In this protocol, treatment failure that may lead to treatment modification is defined as any one of the following:
  • Death caused by persistent disease activity or by severe infusion reactions within 24 hours of rituximab/placebo infusion.
  • Failure to achieve disease response by the month 1 study visit, i.e., 1 week after the fourth infusion (visit V5). These participants are considered early treatment failures and included in the ITT analysis. They are subsequently treated according to best medical judgement.
  • A severe disease flare or a limited flare that requires CYC that occurs after disease response or after achievement of clinical remission or complete remission between visit V5 (1 week after the last rituximab/placebo infusion) and visit V8 (month-6 study visit) or between V5A and V8A.
  • Inability to complete glucocorticoid tapering by month 6 (visit V8) because of persistent, recurrent, or progressive disease activity, as measured by the BVAS/WG.
  • Inability to complete the full course of rituximab (or rituximab placebo) infusions because of treatment-related adverse effects. This participant will be considered an early treatment failure, included in the ITT analysis, and subsequently treated according to Best Medical Judgment.

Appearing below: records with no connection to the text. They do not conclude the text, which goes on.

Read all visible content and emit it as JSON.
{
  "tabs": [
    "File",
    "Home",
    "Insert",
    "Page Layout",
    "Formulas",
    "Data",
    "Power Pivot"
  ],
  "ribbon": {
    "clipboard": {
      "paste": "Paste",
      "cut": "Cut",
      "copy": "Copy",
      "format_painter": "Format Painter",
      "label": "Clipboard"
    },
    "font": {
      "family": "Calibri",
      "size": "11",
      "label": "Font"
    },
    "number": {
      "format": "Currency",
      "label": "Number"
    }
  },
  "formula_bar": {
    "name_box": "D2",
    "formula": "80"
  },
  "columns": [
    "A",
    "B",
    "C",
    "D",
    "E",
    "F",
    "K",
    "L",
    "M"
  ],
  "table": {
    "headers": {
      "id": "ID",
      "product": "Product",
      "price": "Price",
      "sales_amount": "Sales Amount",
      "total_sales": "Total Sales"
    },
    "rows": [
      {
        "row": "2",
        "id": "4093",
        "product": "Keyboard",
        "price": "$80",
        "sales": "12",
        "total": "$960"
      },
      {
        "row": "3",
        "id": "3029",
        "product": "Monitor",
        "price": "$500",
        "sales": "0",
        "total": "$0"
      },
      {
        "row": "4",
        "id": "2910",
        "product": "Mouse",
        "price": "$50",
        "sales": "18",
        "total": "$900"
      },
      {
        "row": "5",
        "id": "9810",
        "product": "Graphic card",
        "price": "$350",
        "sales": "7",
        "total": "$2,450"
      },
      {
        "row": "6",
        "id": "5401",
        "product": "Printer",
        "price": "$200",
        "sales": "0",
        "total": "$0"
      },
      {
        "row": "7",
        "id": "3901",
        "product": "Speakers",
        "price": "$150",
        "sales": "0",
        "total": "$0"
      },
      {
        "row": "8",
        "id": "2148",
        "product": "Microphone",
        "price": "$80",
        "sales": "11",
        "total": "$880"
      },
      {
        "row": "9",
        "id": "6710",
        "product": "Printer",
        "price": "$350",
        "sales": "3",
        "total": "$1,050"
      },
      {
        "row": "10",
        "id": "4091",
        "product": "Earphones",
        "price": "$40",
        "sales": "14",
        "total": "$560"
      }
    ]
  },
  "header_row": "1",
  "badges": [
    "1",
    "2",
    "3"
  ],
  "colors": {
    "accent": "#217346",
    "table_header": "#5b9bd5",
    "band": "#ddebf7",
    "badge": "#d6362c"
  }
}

  • A limited flare within the first 6 months after randomization that cannot be controlled by increasing the prednisone dose.
  • A new severe or limited flare requiring CYC after visit V8 (month 6 study visit) and before visit V12 (month 18 study visit) or after visit V8A (month-6 study visit) and before visit V12 (month-18 study visit after V1A).
  • Adverse effects related to CYC/Placebo or AZA/Placebo (e.g., drug-induced cystitis) leading to permanent discontinuation of these study therapies.
  • Neutropenia (WBC < 3,000/mm3) that develops during receipt of rituximab/placebo infusions and that lasts more than 2 weeks.